Aristotle makes the odd remark about Thales that he thinks, "All things are full of gods" (On the Soul 405a 19). Similarly, Hippolytus says that for Thales: "This principle [water] is God, and it has neither beginning nor end" (Refut. 1). How can it be that all things are full of gods and that water is God?  Aetius may provide some information about Thales' view that may allow for an explanation: "Thales said that the mind in the universe is God, and the all is endowed with soul and is full of spirits; and its divine moving power pervades the elementary water (Aet. 1. 7; Dox. 301). Thales's view seems to be as follows. As most Greeks, he holds that soul is the cause of all motion, even of inanimate objects.

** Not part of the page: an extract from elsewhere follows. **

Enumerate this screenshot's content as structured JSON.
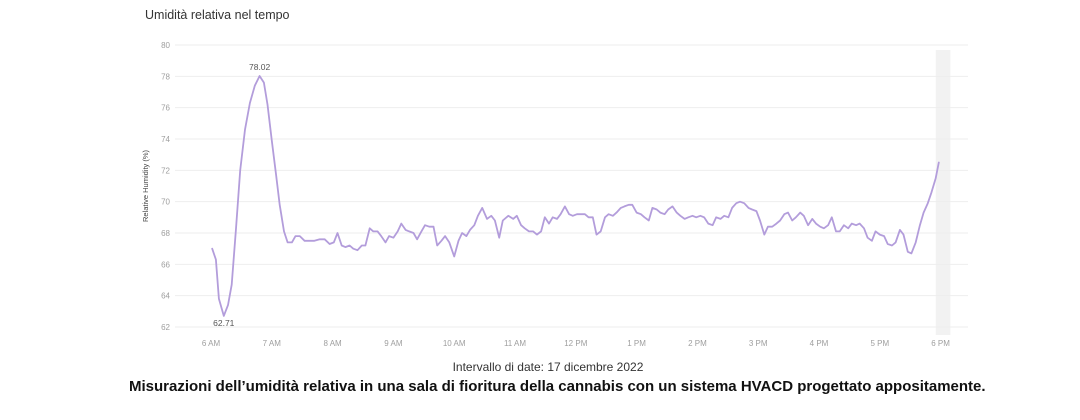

Thus, since there is motion, there must be a soul causing each instance of motion. (This would explain why Thales in reputed to have said that the magnet has a soul, for otherwise it would not be able to cause motion [On the Soul A. 2; 405a 19].) He then takes a further step and concludes that soul, or the cause of motion, is a god or God. This is probably the meaning of his statement that all things are full of gods (Aristotle) or spirits (Aetius). For every instance of motion at a given time there must be a soul or a god causing it. The reason that he identifies water with God is because he holds, as most Greeks do, that whatever is eternal is divine. Thus, since it as the first material principle is eternal, water must be God. This would make sense of Clement of Alexandria's statement: "For Thales being asked, What is the divinity? said, 'What has neither beginning nor end'" (Strom. 5.14). Perhaps Thales believes that, as divine, water is permeated by mind or God, which is the moving force behind the permutations of water into all things; in other words, water is the soul of all things. But how does Thales move from belief in one God to many gods on the basis of his belief that water is God?  It is possible he holds that the one God or mind fragments itself to become the moving forces behind all individual moving things; thus the "gods" as the cause of motion are really only manifestations of one God. Clearly, Thales's first material principle—water—is more than just ordinary water; rather it is the eternal source of all things..

 

 

 

Which elements of Thales' views do you think are defensible, if any?